Voneinander lernen: Beim deutsch-türkischen Austausch im St. Augustinusheim gab es auch einen Keramik-Workshop, mit dabei waren Yücel Dogan (von links), Gizem, Ilhan, Joshua und Ersin Özdemir.
Voneinander lernen: Beim deutsch-türkischen Austausch im St. Augustinusheim gab es auch einen Keramik-Workshop, mit dabei waren Yücel Dogan (von links), Gizem, Ilhan, Joshua und Ersin Özdemir. Foto: Klaus Müller

Heimweh? „Nein, absolut nicht.“ Die Antwort von Ilhan und Gizem kommt geradeheraus. Vielmehr sind die beiden traurig, dass es jetzt wieder zurück nach Hause in die Türkei geht. „Das war hier ein toller Aufenthalt“, kommentieren der 19-jährige Konditorlehrling Ilhan und die 18-jährige angehende Friseurin Gizem die vergangenen Tage in der Region. Die beiden Jugendlichen aus der türkischen Kleinstadt Can gehören zu einer Gruppe von je drei jungen Männern und Frauen, die zu Gast im Ettlinger St. Augustinusheim waren.

Vorbereitung auf den Austausch fällt schwer

Seit einigen Jahren verbindet das Augustinusheim als UNESCO-Projektschule mit dem Berufsschulzentrum in Can eine enge Partnerschaft, die vom gegenseitigen (Jugend-)Austausch lebt. „Finanziert wird der Aufenthalt von der deutsch-türkischen Jugendbrücke“, berichtet Ersin Özdemir, Lehrer und Ausbilder am Augustinusheim.

Er betreut das Projekt zusammen mit Joachim Wilmshorst, Leiter der UNESCO-AG. Unterstützt wird der interkulturelle Jugendaustausch überdies vom türkischen Unternehmen Kate Group. In der 30.000 Einwohner zählenden Stadt Can, zwischen Istanbul und Izmir gelegen, betreibt Kate eine der größten Keramikfliesen-Produktionsstätten in Europa.

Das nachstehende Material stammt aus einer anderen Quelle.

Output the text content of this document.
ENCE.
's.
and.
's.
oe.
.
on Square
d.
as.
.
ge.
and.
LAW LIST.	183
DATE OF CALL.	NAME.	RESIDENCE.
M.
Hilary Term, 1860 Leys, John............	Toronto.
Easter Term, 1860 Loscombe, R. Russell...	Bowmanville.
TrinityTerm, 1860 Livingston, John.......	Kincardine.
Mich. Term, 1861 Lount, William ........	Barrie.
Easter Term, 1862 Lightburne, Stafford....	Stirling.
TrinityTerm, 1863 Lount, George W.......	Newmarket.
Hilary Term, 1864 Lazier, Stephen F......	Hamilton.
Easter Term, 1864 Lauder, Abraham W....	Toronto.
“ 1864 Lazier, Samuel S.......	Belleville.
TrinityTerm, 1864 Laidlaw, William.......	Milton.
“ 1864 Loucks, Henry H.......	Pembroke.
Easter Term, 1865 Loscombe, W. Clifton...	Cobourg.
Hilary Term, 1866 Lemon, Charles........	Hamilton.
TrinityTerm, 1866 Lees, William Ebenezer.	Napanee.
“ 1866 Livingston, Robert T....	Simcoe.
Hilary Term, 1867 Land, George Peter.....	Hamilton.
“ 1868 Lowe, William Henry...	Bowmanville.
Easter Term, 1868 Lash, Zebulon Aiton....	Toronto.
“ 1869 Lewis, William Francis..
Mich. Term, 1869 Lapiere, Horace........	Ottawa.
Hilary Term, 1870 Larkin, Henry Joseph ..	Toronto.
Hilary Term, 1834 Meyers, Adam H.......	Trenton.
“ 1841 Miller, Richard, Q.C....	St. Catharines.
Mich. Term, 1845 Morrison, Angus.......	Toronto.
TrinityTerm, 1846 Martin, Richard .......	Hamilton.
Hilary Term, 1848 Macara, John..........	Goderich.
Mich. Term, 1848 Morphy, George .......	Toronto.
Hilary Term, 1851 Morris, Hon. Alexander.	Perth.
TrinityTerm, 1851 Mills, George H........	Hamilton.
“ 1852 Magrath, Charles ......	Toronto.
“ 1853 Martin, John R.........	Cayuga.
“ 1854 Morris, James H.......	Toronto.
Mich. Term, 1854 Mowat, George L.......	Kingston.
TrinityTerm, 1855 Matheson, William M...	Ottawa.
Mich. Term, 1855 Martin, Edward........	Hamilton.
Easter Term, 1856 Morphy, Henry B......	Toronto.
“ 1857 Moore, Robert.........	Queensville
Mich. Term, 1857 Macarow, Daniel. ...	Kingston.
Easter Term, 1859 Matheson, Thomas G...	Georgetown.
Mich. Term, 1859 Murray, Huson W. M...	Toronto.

Für die Jugendlichen aus der Türkei ist es der erste Aufenthalt in Deutschland. „Vor dem Besuch war ich schon nervös. Ich wusste nicht, was auf mich zukommt“, gesteht Ilhan. Ähnlich erging es Gizem. Sicher, die jungen Türken, die kein Wort Deutsch können, wurden auf ihren einwöchigen Aufenthalt vorbereitet. „Das versuchen wir auch, wenn unsere Jugendlichen in die Türkei fahren“, erklärt Özdemir. Und doch ist es eine ganz andere Situation, wenn man sich dann im anderen Land befindet.

Bei der Verständigung hilft das Handy

Zuvor müssen sich die Reisenden in Sachen interkultureller Austausch bewähren. „Wichtige Kriterien dabei, das gilt hier wie dort, sind soziale Kompetenz und Verlässlichkeit“, betonten Yücel Dogan, Schulleiter in Can, und Özdemir. Das „Auswahlverfahren“ scheint gut zu funktionieren. Schnell fand die deutsch-türkische Gruppe zusammen. Kein Heimweh und ein Abschied, der allen schwerfällt, sind sichere Indizien dafür. Sprachbarrieren wurden mit Übersetzungs-Apps via Smartphone überwunden.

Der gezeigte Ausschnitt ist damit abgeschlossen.